In light of the Tim Hunt saga, now seems to be a good time to rerun this piece. I’m hoping to free up some time to write up some fresh stuff for ye – in the few scattered minutes where I’ve not been obsessing over finding a place to live and how to get rid of a ridiculous number of books, I’ve had Thoughts about privileged people’s responses to both Hunt’s sexist asshattery and the appalling slaughter in Charleston. I hope to share them coherently soon. Right now, I’m just wanting to grab certain people – almost inevitably white men – by the lapels, and shake them and shout at them until some sense penetrates.
One thing I will say is: good. I’m glad they’re whining about witch hunts. I’m glad they’ve been rocked back on their heels by the volume and effectiveness of the response. I’m glad they’re clutching at any excuse to avoid facing the reality that they’re losing. They’re losing their assumed and unquestioned superiority. They are being forced to share, and they can’t stand it. They’re being required to behave, and it’s outraging them. They’re facing actual consequences, and they have no idea why, or how to deal with it. They’re having to confront some damned ugly facts about how society works, and they’re completely horrified. Good. The louder they howl, the more they protest, deny, and try to accuse and redirect, the clearer it becomes we’re getting through to them, and it’s making them more uncomfortable than they’ve ever been in their clueless, privileged little lives.
This is why we raise our voices. This is why it’s essential that we never stop. Not until they’ve finished howling their wretched little lungs out, and are finally ready to listen. Then, only then, we might have a chance to speak without having to shout.
Some people never change. Take the Men’s Rights Movement (MRM). It’s full of men who panic as they realize they’re not actually the Kings of Creation. Women pry a tiny bit of privilege from their sweaty, grasping hands, and they shriek like toddlers being forced to share the crayons. Unlike toddlers, they never learn to share. They just howl persecution and lie a lot in a pathetic effort to get all the power back.

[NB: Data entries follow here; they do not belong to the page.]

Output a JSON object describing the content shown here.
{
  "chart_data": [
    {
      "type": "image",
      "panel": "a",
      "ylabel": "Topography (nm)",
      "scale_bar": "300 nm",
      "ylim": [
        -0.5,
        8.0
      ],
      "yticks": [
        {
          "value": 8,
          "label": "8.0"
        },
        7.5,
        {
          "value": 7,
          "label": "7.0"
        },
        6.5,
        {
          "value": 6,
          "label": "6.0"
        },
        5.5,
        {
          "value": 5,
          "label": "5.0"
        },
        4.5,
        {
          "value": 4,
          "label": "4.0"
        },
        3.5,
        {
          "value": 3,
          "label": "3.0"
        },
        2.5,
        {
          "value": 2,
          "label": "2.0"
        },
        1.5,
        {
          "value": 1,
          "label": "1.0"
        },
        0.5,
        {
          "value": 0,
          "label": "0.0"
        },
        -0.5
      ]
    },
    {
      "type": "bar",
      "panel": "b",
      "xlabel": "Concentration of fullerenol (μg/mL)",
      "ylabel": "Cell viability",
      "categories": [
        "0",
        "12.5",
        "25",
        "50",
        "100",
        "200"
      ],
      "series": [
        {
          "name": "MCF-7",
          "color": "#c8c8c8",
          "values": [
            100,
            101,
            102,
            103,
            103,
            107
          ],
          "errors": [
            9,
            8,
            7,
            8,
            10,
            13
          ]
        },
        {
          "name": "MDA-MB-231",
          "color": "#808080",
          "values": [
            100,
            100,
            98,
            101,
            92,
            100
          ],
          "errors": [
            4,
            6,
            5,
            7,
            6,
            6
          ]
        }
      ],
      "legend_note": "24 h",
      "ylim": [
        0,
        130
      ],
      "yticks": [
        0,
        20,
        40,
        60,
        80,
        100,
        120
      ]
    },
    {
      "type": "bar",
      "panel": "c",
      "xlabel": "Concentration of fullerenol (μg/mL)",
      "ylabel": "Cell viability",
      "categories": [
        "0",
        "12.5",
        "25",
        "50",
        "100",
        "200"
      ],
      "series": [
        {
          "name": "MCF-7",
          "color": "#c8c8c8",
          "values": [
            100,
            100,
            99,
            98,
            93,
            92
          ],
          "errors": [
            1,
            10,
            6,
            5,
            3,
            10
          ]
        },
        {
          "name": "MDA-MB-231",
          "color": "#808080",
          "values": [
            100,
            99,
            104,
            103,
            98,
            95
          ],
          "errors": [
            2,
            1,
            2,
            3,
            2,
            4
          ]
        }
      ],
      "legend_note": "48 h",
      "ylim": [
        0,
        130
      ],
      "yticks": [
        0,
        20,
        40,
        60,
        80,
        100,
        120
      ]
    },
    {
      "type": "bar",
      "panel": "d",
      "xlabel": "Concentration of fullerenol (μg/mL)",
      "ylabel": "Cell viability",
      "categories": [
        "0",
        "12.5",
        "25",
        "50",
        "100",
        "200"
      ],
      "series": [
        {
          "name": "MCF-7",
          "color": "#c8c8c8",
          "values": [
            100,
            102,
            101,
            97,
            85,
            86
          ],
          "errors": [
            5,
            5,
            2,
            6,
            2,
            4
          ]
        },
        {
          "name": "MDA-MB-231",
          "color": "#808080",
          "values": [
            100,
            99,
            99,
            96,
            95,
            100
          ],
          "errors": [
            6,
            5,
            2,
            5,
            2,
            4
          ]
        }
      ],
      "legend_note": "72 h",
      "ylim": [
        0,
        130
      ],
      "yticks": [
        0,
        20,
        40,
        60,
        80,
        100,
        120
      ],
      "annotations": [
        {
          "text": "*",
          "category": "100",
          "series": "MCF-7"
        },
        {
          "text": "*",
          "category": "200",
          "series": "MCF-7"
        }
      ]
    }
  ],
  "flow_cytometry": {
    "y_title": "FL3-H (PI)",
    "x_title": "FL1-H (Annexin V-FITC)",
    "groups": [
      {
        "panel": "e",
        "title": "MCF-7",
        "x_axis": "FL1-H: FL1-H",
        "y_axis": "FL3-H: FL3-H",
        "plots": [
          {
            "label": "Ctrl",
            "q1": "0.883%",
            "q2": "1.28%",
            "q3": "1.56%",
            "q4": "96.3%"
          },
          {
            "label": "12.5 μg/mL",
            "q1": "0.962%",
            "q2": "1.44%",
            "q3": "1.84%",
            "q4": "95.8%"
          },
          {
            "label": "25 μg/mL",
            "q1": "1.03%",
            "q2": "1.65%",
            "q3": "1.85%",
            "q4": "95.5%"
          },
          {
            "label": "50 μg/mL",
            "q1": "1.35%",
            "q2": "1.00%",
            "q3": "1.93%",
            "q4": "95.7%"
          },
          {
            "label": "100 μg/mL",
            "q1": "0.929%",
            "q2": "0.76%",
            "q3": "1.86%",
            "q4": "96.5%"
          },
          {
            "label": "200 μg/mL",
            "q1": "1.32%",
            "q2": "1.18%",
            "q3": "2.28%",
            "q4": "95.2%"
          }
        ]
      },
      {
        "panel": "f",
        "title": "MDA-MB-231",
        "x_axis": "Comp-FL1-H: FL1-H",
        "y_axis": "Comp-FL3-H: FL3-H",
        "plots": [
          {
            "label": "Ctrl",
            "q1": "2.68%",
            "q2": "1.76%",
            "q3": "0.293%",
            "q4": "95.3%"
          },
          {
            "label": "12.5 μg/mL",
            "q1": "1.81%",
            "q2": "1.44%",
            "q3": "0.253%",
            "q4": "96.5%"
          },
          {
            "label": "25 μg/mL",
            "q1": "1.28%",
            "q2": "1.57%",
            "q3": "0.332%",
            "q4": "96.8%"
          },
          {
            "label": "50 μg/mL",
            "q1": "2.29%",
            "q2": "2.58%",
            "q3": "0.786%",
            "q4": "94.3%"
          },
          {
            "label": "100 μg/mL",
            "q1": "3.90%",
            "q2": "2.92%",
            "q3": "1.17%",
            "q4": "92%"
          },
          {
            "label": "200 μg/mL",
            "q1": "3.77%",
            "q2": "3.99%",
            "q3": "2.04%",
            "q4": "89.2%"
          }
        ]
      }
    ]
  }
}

In our first installment, we saw how Mr. William Austin, Victorian MRA Esq., was being terribly oppressed by all those women with their miniscule hard-won rights. But he didn’t give us actual examples. He spoke in sweeping generalities that were, on the whole, pretty meaningless, especially when you contrast his problems with the actual conditions women in the 19th century faced.

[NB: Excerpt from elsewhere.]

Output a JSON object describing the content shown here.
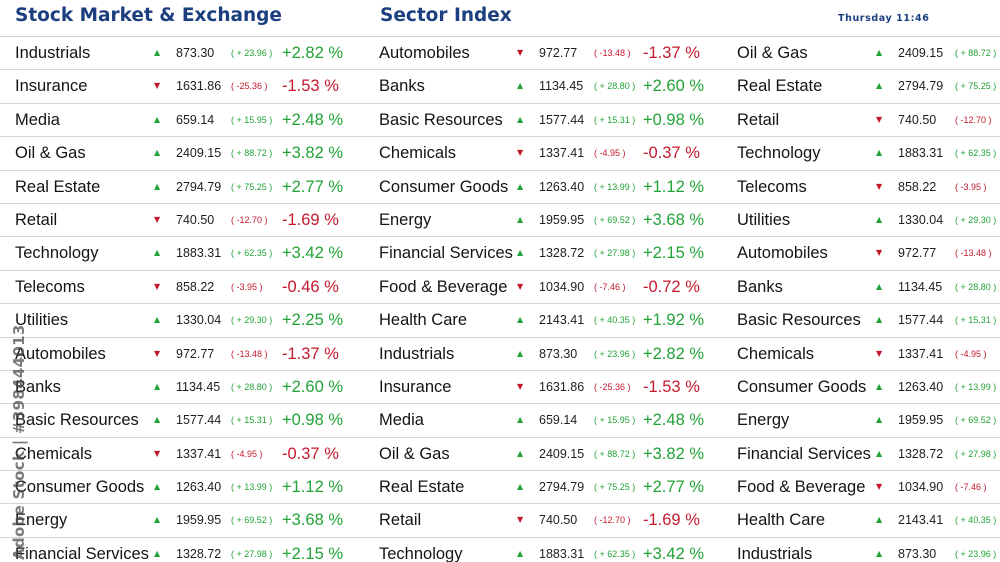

Reading this book on Victorian England’s marriage laws is slow going, because I keep running into fascinating women. Mary Lyndon Shanley quotes a snippet of their work, and then I end up haring off after the source and promptly getting immersed in that instead. I made it to Chapter Two, and I did intend to get all the way to Three, but then I ran into Frances Power Cobbe. And I had to read her article “Criminals, idiots, women and minors” in its entirety. It is so full of good things that I will probably quote from it even more. The woman was a caution. She may have been an anti-vivisectionist, but she completely eviscerates the laws against married women owning their own property. She impales her opponents’ arguments on their own logic before she finishes them off with several master strokes. It’s just amazeballs.